Dans la seconde étude menée par Julia Bergild McBrien[iii], l’équipe a opté pour une approche combinée, centrée sur deux composants immuns : les lymphocytes T CD8 et l’interleukine IL-15. Les lymphocytes T CD8 contribuent, avec les ARVs, au contrôle de la multiplication virale[iv]. Quant à l’IL-15, elle active certaines cellules immunitaires pour combattre les pathogènes. L’IL 15 a également été identifié comme agent révertant de latence (expériences menées in vitro)[v]. La stratégie utilisée ici consiste à éliminer les lymphocytes T CD8 et booster l’effet de l’IL-15. Pour cela les chercheurs ont utilisé deux agents : l’anticorps MT807R1 pour la déplétion des cellules CD8 et la protéine modifiée N-803, qui est une version plus puissante que l’IL-15 naturelle.
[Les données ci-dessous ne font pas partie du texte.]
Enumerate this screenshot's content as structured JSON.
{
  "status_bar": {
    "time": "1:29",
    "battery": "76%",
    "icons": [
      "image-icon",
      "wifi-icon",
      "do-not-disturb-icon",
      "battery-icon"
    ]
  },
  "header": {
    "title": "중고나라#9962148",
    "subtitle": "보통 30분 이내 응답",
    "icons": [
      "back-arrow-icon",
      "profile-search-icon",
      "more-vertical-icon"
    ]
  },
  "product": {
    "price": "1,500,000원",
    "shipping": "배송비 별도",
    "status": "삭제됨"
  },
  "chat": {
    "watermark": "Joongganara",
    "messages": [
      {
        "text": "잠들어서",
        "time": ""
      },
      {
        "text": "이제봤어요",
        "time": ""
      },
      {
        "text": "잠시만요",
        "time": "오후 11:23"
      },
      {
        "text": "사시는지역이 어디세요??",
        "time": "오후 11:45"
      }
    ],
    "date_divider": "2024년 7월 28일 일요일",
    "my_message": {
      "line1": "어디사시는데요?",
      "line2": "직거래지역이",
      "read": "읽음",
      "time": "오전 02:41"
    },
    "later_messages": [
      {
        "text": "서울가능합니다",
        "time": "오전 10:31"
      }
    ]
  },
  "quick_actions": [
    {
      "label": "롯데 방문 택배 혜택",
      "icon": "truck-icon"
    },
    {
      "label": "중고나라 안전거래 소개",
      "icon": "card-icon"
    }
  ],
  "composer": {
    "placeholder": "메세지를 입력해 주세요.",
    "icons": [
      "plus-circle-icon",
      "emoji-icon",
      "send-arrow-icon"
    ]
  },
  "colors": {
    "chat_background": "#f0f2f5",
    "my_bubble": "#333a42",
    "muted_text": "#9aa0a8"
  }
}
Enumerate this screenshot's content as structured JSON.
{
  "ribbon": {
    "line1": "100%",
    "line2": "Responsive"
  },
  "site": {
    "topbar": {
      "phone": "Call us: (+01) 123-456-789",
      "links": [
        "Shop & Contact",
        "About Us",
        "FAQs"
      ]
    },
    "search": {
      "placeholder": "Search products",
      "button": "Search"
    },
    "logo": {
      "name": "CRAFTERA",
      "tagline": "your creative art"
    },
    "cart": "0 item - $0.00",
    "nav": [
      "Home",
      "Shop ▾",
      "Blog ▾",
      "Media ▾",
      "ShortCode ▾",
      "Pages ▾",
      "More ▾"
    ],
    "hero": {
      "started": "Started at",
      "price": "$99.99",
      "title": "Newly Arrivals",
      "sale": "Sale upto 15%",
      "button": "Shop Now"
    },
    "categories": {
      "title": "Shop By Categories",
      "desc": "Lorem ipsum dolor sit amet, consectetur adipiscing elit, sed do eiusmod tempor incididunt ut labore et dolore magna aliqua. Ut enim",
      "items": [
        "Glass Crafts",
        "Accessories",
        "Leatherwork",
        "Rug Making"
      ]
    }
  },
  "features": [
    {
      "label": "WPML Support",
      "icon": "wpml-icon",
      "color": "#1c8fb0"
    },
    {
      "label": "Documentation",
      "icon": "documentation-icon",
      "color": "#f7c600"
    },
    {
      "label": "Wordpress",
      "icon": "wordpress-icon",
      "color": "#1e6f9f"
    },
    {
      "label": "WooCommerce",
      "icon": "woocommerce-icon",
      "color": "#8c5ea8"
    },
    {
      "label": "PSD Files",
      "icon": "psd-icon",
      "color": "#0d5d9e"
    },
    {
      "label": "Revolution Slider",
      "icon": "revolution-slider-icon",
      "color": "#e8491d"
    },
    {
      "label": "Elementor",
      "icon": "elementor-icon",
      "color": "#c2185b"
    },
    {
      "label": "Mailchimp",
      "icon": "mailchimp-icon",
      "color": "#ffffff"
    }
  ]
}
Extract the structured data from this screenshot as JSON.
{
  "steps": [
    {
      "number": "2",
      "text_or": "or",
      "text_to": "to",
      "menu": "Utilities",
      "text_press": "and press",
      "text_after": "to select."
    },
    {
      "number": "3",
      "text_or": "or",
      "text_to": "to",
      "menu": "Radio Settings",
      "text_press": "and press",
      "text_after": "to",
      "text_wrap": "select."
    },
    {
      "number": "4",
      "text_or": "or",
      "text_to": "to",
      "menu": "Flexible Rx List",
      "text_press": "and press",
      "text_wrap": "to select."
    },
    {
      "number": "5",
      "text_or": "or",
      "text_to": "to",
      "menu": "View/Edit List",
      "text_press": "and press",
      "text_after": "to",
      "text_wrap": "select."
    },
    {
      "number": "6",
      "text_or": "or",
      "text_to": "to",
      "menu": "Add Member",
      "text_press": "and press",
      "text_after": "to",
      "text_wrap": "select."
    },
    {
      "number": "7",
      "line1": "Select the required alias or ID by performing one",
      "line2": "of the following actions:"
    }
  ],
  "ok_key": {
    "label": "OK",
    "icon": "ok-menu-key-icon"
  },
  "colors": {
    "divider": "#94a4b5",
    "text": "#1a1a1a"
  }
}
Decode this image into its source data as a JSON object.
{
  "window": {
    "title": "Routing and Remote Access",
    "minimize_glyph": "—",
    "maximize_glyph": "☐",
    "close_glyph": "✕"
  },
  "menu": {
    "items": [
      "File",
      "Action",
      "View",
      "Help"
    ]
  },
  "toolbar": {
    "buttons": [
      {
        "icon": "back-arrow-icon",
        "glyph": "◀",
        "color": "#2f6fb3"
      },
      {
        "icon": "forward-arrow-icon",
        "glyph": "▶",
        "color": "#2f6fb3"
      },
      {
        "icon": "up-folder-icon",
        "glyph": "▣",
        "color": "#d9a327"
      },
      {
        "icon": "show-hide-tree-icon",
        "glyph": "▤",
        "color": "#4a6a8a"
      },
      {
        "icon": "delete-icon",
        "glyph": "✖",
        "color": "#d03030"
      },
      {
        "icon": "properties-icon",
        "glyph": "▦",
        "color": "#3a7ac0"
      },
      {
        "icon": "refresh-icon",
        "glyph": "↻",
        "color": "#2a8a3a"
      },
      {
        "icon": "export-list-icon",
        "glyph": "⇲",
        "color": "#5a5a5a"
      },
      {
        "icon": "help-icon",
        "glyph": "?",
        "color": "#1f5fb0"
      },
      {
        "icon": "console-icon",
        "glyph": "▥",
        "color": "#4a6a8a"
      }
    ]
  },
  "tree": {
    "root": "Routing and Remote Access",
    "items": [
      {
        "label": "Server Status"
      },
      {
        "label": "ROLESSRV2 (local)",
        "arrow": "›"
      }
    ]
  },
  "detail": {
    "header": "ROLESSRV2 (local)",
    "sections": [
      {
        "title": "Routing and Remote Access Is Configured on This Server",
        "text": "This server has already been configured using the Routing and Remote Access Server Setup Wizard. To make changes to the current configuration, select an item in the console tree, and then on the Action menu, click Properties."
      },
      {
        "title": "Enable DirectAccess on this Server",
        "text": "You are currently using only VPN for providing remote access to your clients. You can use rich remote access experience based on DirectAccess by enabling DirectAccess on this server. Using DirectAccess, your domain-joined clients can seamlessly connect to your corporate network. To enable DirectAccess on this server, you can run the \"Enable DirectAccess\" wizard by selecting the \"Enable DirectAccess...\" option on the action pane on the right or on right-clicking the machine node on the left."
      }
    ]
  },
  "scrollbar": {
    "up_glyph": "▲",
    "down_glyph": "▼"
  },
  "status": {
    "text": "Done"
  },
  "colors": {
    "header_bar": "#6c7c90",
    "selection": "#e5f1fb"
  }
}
Dans leur modèle de macaques infectés par le VIH et traités, les chercheurs ont testé l’effet combiné ou seul des composés sur l’inversion de la latence. La déplétion des cellules CD8 entraîne une augmentation de la charge virale dans le sang. L’utilisation du composé N-803 in vivo n’induit aucun effet sur la réactivation du réservoir, à la différence des données obtenues in vitro. La combinaison des deux agents permet d’augmenter de manière importante le taux d’ARN viral. Les auteurs ont reproduit ces résultats dans un modèle de souris humanisées. Ces travaux ont aussi montré l’effet inhibiteur des lymphocytes T CD8 sur l’activité de la molécule N-803 dans des expérimentations in vitro. Ces derniers résultats suggèrent un potentiel rôle des lymphocytes T CD8 dans le maintien de la latence, en tout cas chez les primates.
Que conclure de ces deux études ?
Que les résultats doivent être pris avec un peu de recul. Les stratégies employées ici ne sont pas encore transposables à l’homme. Certes les molécules utilisées n’entraînent pas d’effets indésirables sévères chez les animaux, mais ils devront passer des tests plus rigoureux avant de pouvoir être utilisés dans des essais cliniques chez l’homme. De même, une stratégie impliquant l’élimination des cellules T CD8 n’est pas applicable chez l’homme, du fait de l’importance de ces cellules dans la défense de l’organisme. Enfin, bien que les effets de ces stratégies à « réveiller » les virus aient été prouvés, la question de l’élimination des cellules et des virus activés n’est pas démontrée dans ces études. De nombreuses molécules ont déjà été testés dans le cadre de la stratégie « shock & kill », mais elles semblent avoir du mal à passer le cap de la preuve de concept. On retient en effet que le passage de cette stratégie chez l’homme (essai RIVER) n’a pas donnée les résultats escomptés. Néanmoins ces études ont le mérite d’apporter de nouvelles perspectives dans la recherche d’agents capable d’inverser la latence virale. Elles permettent également d’ouvrir de nouvelles pistes et d’avancer dans la compréhension des mécanismes cellulaires impliqués dans la latence virale, notamment le rôle que pourraient jouer les lymphocytes T CD8.